Towards the end of November, Madiba’s condition deteriorated and his doctors and family had to make some tough decisions.

“Tuesday, 3 December, was a difficult day for everybody on the medical team,” Ramlakan writes.

“The previous night’s panel discussion had revealed different views of how to treat this crisis. Some felt that nature should be allowed to take its course. The larger group were not prepared to accept this attitude and instead guidelines were set within which further escalation of treatment would not be encouraged.”

Ramlakan says he noticed that Madiba’s steely resolve and fighting spirit were waning, and it appeared that he was “transitioning” – preparing for death and whatever it might bring.

He says his discussions at the time with Mandela’s oldest living child, Makaziwe, showed that she also believed her father’s time had come.

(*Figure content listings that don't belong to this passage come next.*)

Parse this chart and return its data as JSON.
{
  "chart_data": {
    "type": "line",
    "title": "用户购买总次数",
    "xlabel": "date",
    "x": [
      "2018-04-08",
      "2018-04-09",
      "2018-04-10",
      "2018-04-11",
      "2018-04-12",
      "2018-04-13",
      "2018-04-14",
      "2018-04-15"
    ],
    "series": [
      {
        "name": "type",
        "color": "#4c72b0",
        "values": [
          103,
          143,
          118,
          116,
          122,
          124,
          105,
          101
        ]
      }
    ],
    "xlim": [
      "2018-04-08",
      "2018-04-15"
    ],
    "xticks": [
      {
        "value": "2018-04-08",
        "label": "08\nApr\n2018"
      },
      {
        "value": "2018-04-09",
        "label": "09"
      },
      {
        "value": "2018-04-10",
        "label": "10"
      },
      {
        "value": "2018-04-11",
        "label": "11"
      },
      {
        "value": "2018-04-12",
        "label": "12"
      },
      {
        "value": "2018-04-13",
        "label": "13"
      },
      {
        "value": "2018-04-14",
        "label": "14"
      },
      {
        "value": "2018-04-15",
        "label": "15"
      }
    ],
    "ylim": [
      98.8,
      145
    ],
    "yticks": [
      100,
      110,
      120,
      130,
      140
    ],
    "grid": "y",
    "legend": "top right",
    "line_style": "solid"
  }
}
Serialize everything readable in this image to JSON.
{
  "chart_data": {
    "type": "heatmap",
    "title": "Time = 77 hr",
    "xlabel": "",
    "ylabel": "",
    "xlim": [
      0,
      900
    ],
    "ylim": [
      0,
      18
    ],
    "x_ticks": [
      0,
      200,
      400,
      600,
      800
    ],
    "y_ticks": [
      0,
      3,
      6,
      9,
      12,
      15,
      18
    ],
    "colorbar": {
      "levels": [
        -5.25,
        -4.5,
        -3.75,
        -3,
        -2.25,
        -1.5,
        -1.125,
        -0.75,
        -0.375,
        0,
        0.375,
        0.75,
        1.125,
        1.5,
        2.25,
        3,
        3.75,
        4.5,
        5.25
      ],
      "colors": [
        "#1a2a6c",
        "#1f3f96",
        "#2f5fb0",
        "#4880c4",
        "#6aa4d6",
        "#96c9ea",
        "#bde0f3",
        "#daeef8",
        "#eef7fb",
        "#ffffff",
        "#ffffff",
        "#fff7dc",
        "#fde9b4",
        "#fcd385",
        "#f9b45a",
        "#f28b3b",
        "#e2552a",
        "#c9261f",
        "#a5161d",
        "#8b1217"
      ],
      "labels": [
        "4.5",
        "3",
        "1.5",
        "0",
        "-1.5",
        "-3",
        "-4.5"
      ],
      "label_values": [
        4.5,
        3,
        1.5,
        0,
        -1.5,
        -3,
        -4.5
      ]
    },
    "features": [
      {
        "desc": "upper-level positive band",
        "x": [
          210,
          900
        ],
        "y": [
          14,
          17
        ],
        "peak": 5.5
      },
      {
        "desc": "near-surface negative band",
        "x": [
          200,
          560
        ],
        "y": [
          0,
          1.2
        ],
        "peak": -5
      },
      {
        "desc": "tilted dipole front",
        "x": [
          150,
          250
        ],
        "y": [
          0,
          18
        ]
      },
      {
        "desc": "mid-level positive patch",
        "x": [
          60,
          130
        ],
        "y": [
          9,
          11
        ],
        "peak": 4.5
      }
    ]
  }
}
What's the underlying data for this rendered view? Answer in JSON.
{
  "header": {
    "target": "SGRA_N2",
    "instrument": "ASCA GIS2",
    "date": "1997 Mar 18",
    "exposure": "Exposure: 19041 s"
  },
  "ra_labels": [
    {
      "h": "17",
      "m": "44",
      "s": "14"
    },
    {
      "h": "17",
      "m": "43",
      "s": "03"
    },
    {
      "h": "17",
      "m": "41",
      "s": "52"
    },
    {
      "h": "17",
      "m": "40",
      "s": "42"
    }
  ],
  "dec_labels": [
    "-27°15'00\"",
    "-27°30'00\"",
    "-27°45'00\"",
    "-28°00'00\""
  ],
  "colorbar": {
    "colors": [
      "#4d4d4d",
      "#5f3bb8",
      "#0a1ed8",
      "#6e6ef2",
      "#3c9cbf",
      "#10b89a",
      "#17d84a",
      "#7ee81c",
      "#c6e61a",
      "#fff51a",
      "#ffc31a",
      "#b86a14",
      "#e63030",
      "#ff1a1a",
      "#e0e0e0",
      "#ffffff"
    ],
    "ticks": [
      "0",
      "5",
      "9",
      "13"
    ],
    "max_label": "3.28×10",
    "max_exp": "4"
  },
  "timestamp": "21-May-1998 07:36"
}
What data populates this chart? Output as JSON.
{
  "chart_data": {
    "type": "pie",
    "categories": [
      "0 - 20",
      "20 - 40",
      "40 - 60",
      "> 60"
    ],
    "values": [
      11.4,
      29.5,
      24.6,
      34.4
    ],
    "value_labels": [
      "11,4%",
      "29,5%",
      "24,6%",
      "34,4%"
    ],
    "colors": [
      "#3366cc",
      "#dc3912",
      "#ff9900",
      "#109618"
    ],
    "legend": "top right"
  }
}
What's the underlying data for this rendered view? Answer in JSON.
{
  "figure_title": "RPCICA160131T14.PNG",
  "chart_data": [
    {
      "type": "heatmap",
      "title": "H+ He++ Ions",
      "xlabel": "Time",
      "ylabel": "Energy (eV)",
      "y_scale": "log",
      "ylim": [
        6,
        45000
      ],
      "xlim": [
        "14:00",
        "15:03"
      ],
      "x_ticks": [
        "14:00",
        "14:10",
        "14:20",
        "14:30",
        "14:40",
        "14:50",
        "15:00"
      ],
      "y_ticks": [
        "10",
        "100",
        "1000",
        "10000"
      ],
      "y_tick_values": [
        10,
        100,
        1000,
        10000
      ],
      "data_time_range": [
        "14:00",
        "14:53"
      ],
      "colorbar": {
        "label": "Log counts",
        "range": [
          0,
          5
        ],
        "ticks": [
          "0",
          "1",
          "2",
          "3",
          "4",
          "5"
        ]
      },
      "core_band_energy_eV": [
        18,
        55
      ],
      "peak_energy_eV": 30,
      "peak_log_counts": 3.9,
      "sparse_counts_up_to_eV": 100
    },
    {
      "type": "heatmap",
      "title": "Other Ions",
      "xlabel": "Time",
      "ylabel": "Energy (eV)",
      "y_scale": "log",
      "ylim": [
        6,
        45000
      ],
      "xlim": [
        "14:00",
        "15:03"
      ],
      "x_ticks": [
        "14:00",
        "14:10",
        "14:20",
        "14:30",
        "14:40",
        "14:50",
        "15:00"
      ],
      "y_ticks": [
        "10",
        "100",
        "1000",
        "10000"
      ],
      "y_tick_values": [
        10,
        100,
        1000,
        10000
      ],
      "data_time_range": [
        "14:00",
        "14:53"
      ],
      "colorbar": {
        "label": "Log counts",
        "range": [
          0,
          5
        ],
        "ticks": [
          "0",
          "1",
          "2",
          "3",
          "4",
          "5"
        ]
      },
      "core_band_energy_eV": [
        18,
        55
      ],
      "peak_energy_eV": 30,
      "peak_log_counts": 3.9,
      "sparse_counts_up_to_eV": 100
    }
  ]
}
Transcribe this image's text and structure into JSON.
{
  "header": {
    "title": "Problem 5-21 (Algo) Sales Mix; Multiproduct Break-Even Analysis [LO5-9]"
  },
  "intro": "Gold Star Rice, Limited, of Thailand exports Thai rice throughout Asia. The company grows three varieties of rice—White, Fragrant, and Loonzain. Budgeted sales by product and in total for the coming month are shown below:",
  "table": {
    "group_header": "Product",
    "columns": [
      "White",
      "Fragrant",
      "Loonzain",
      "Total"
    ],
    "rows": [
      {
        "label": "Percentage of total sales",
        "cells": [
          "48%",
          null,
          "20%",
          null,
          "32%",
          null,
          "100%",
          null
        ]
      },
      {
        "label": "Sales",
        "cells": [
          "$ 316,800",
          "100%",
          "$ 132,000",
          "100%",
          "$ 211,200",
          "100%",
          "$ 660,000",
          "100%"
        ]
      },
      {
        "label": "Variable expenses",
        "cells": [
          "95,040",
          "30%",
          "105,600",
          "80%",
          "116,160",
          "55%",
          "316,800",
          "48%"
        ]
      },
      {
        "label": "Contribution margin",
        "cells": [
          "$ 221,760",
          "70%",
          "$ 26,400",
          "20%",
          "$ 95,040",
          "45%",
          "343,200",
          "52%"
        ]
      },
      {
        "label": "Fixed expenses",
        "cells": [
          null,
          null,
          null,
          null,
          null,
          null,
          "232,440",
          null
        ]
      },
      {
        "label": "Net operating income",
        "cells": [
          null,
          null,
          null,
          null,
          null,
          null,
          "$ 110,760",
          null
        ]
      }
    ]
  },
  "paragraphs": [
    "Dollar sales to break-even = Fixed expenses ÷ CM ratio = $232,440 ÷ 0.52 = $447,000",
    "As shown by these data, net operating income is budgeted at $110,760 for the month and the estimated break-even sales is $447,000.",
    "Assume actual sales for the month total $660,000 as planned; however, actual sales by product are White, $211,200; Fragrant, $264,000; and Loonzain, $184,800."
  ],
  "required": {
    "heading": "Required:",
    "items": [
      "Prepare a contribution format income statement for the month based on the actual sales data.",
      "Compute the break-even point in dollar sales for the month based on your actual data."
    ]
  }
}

Mandela’s condition deteriorated. He became ventilator-dependent and his skin turned grey and dusky.

The family were notified and close household staff and police bodyguards were allowed to visit him.

It was a time of tears and sorrow, Ramlakan writes.

Silently and reverently, those close to him – including Eastern Cape elders – entered the room, spent a few minutes at the foot of the bed, then left to make way for others paying their final respects.

Madiba’s eyes opened as his oldest grandchild, Mandla Mandela, heir to the Mvezo chiefdom, was in the room. He appeared to recognise Mandla before he closed his eyes again and drifted back to sleep.

A few hours later, Madiba took his final breath.

It was Madikizela-Mandela who was sitting at his bedside when his heart stopped beating.

Quiet sobbing

“I glanced at my watch 21:48, and informed her, ‘Mama, he has departed,'” Ramlakan writes.

“As a now still Madiba lay, with his hands in hers, in the soft glow of the bedside lamp, all of us experienced a sorrow the depths of which we had not experienced before. The room was filled with a peacefulness that gave it a dreamlike quality and though every second ticked on the wall clock, every action gently floated into the next.

“The silence was broken by quiet sobbing from Mrs Madikizela-Mandela as she nestled her head besides Madiba’s still body. Wave after wave of quiet sobs broke her bowed frame. After the medical team performed some of the last rituals, Mrs Machel and some of the grandchildren entered the room in tears.”